Gareth Huw Davies

Books

How Tolkien’s Hobbit went there and back again

Book end - Hobbit first edition

Book end – Hobbit first edition

 

Was the language and invention of  The Hobbit  inspired by JRR Tolkien’s time at the University of Leeds?

 

” Bilbo found it… in Gollum’s cave.”

So when did it all begin, The Hobbit? Formally on 21 September 1937, when the book was first published in hardback by George, Allen and Unwin.

Informally, a little earlier. In 1936 Rayner Unwin, the clever son of the publisher Stanley Unwin gave The Hobbit, pre-publication, its very first review. He noted: “This book…should appeal to all children between the ages of 5 and 9.”

He was wrong on that point. It’s a very well-written, and exciting adventure story that appeals to teenagers and adults just as much, as I confirmed to myself, re-reading it recently.

And neither he, nor his father, inspired by the review to publish the book the following year, nor the author, who wrote to a friend in 1937 “sales are not very great”, could have forseen the grip this fantasy would exert on readers and cinemagoers around the world.

At first the book’s impact was slight. There were several reprints into the first years of the war, then the book retreated into Tolkien-esque shadows. But the writer had a much bigger story to tell. It came in The Lord of the Rings, first published in hardback in 1952.

The trilogy was well reviewed, but still the reading public – and remember, there was no TV to distract the reader until the mid-1950s – was slow to buy it. Even when the paperback of the Hobbit came out in 1962, sales were tiny compared with what was to come.

In 1968 George Allen and Unwin put on its equivalent of the Ring of Power. It published the Lord of the Rings (LoTR) in paperback. More than 10 years after it was first issued in hardback, Tolkien’s epic story about the quest to destroy the malevolent, all-powerful ring was now on course to become the biggest adventure story of our times.

The combined three volume LoTR paperback was a literary sensation that culminated in the release of the Peter Jackson’s film trilogy of the books, followed by the three Hobbit movies.

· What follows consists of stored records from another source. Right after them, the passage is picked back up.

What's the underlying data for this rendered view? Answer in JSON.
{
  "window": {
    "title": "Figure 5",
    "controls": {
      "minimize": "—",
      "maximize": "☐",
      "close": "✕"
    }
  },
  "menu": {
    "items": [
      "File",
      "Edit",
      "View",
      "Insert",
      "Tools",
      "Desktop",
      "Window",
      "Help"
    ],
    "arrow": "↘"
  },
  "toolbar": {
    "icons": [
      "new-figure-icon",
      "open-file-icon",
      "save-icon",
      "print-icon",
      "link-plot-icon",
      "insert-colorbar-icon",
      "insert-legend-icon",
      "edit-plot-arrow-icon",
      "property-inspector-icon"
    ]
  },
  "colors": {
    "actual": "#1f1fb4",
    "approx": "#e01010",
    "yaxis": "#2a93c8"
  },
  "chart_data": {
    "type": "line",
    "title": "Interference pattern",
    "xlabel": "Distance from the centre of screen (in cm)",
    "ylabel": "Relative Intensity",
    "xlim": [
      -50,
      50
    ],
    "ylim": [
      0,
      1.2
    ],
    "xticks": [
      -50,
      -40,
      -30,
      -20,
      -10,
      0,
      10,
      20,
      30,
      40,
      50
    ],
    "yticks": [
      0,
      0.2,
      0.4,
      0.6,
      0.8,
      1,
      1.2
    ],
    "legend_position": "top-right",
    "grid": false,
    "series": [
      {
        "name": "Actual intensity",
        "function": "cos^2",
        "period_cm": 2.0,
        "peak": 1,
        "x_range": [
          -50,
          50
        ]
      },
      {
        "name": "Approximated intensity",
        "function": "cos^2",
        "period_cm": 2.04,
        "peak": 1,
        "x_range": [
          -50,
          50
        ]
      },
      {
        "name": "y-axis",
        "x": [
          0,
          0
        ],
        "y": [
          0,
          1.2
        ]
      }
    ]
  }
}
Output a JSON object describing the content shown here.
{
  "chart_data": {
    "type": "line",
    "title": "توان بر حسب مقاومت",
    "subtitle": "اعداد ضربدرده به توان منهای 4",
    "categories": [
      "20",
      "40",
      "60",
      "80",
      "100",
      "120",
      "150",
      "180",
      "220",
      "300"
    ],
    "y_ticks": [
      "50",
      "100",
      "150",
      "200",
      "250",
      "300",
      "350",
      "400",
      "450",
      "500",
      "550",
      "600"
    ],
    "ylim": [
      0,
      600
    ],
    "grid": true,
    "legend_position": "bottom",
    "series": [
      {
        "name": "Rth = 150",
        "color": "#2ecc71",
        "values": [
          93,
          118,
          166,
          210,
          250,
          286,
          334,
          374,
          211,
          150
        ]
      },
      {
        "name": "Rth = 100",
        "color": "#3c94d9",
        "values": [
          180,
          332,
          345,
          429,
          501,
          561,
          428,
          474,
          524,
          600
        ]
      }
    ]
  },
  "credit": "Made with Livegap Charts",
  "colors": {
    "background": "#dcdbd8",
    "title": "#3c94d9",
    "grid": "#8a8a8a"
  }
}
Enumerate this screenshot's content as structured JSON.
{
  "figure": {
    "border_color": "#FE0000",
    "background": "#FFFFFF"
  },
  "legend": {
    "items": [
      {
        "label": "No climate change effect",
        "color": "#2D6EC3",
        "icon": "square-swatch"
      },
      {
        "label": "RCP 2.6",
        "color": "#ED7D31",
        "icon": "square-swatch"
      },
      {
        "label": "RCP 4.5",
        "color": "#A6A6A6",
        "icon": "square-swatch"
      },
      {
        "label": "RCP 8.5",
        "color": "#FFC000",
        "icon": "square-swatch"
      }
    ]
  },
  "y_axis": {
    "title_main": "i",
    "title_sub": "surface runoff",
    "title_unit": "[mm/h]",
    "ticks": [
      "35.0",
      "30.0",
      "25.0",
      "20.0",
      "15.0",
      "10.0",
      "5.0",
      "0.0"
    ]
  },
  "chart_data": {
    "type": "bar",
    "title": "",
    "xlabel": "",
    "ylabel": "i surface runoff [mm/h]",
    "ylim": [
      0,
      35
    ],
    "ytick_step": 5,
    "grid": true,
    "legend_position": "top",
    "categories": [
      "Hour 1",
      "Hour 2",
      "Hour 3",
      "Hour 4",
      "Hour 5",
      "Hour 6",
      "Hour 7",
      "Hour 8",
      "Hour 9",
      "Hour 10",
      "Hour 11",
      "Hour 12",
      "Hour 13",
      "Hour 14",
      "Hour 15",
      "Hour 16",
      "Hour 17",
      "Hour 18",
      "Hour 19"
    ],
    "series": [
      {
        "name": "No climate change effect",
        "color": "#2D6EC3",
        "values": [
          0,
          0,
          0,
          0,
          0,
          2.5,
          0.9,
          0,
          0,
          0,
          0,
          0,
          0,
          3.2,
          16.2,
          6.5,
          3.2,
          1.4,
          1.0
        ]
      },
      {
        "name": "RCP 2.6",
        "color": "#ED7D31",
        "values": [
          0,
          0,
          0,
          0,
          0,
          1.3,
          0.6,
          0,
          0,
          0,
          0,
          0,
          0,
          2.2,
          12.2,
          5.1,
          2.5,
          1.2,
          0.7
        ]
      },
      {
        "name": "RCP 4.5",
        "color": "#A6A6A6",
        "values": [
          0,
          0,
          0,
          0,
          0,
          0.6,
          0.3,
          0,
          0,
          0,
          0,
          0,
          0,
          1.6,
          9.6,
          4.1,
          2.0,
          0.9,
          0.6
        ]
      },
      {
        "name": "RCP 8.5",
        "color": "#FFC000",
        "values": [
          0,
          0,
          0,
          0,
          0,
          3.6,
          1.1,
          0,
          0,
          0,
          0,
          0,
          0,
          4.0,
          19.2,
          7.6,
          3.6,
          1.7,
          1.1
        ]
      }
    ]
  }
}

Tolkien’s reputation is assured, as a fine teller of gripping adventures in a make-believe world peopled by a complex cast of beings, from the  parochial and everyday to the fabulous and magical. Because his writing is so good, and the world he creates so deep and rich, the books will always stand above the films. The books, after all, are the definitive expression of his imagination. The films, however accomplished, are only a version of the books.

So it is appropriate to go back well before 1936 to find out what nourished that imagination. Most people would assume it all happened in Oxford. And that indeed is where much of his Middle Earth-view did develop.

He went there in 1925, to become Professor of Anglo-Saxon, a post he held until 1945. But do we overlook the inspiration he may have taken from his earlier posting, at the University of Leeds?

After all, it was only three years after he left the northern city, where he was reader in English Language, then a professor, when he is believed to have written the first line of The Hobbit on an exam candidate’s paper: “In a hole in the ground, there lived a hobbit”.

J.R.R. Tolkien was born in South Africa in 1892. He was educated in Oxford and fought in the First World War. After working on the Oxford English Dictionary, in 1920 he came to Leeds University, aged 28, to develop the linguistic side of the syllabus in the School of English, Some aspects of the syllabus he developed, such as Medieval Welsh, which he introduced to Leeds, were still taught 80 years later.

At Leeds, alongside his academic work, Tolkien was developing his fiction. He wrote poetry for a Leeds student magazine The Gryphon, with elves and kings among his subjects, and did some work for his first big work The Silmarillion.  (There is talk of this being made as a prequel film.)

He honed his story-teller’s skills in this city. In 1920 he started to write The Father Christmas Letters, for his son, John. In 1925 he wrote a story for his second boy, Michael, based on losing a toy dog on the beach at Filey, on the Yorkshire coast. (This was published in 1998 as Roverandum.)

We will never know, but it would be nice to think that he turned over the first roughly-sketched notions of the world of elves and dwarfs on the No. 1 bus, riding down Otley Road and Headingley Lane, then down Woodhouse Lane  on his way to work. Perhaps they were light relief from some abstruse details of Old and Middle English Philology, or second year Old Icelandic and Medieval Welsh.Perhaps he drew linguistic inspiration from, for example, the work of the Yorkshire Dialect Society, of which he was a member. At least one local name, wetwang (a wet field, marshy place), made it into the Lord of the Rings.

Tolkien is remembered  in the city where he does seem to have felt briefly at home – he wrote: “I was devoted to the University of Leeds, which was very good to me, and to the students, whom I left with regret. The present students are among my most attentive readers.”